Much has been written about the battle for the living room. Major players such as Microsoft's (NASDAQ:MSFT) xBox, Apple's (NASDAQ:AAPL) TV console, Sony's Playstation and many others are competing to dominate that space. It's not exactly clear how Google will dominate the living room, but there have been some experiments such as Google Fiber, Android-powered TV sets and others that might end up working. The outcome is far from clear.
One area where Google looks extremely strong is the future of the car industry. Think about it for a few minutes.
- Google has been working on providing internet to cities, coffee shops, to remote areas, in airplanes, etc. There's no doubt that within a few years, most cars will be connected. Google seems well positioned to achieve this and while you could certainly argue that phone companies could also compete. Google will likely have a more global infrastructure.
- Though many have tried, no one is coming close to Google in terms of offering maps, and the acquisition of Waze was one more step to dominate the area.

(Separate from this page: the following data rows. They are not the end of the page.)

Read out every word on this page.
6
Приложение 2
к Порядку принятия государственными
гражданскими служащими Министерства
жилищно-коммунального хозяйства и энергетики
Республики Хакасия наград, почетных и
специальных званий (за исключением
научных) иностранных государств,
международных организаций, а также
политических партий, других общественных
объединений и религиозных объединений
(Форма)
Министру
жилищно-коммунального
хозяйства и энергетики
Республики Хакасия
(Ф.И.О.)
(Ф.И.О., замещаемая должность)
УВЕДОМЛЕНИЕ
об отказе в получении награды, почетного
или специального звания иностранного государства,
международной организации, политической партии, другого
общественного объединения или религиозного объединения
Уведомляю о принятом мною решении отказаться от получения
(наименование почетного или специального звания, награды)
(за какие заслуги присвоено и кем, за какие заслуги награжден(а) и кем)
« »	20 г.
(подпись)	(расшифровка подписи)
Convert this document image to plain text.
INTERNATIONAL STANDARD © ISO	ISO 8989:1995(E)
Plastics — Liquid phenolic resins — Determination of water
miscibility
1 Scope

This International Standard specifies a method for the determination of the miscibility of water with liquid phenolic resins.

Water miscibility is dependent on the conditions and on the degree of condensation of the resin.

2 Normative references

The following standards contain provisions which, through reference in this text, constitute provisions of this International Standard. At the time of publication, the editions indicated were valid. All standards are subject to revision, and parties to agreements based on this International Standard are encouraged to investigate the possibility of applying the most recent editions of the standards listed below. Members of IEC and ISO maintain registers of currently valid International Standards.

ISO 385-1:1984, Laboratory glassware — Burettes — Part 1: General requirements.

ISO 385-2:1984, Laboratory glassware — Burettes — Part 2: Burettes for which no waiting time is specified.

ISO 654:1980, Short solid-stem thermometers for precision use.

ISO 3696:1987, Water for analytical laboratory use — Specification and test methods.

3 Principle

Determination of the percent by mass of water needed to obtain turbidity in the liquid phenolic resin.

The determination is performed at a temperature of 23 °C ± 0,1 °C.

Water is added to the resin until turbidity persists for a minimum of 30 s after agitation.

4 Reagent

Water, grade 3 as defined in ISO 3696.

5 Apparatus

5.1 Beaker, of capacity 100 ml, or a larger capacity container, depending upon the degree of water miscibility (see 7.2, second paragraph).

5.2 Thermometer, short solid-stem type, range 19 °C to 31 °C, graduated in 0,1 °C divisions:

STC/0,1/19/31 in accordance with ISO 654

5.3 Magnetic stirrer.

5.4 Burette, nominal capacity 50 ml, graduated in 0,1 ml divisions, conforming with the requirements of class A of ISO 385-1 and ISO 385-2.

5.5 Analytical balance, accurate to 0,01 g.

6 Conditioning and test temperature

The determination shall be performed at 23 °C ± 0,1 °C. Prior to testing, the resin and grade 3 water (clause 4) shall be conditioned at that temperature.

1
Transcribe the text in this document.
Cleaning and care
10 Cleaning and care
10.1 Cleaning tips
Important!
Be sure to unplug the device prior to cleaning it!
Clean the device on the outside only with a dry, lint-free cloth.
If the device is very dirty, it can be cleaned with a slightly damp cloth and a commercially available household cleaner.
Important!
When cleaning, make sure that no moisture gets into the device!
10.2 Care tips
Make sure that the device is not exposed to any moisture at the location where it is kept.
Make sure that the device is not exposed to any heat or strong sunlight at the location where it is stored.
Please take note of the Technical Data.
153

- Voice recognition will obviously be critical to drivers within a few years and while Apple's Siri has made some progress, it doesn't come close to what Google's voice recognition has been able to achieve.
- Self-Driving cars: Google has been testing for years and is making significant progress. While several car producers have been working on this, there is little doubt that they are years behind.
- New Car Models: You may have heard of Uber, the leader in private driver services that is forcing significant change in several countries around the world. You will probably not be surprised to hear that Google has taken a significant stake in the company.
At some point, Google will likely start offering a car version of Android. At that point, it will become more and more likely that car producers will end up having little choice but to partner with Google. An additional benefit is that after seeing what worked well and what didn't, in offering a fairly open O/S to phone makers, Google will be able to make some adjustments when offering similar solutions to car makers.
It's obviously too early to tell what kind of market this will be and how much revenues Google will be able to make off of the new "smart cars." With several huge multinational companies and consumers all around the world, the market is very significant. In this space, Google does not (yet) have a rival comparable to what Apple is in the smartphone space. Yes, some car makers are better at technology than others but it seems like a stretch to think that they could successfully produce any (let alone all) of these features better and faster than Apple.
I don't think most analysts are considering the potential of this future Google venture, in the same way as Android was ignored for too long. That is a major mistake and it's one more reason to believe that Google is a good value at these prices.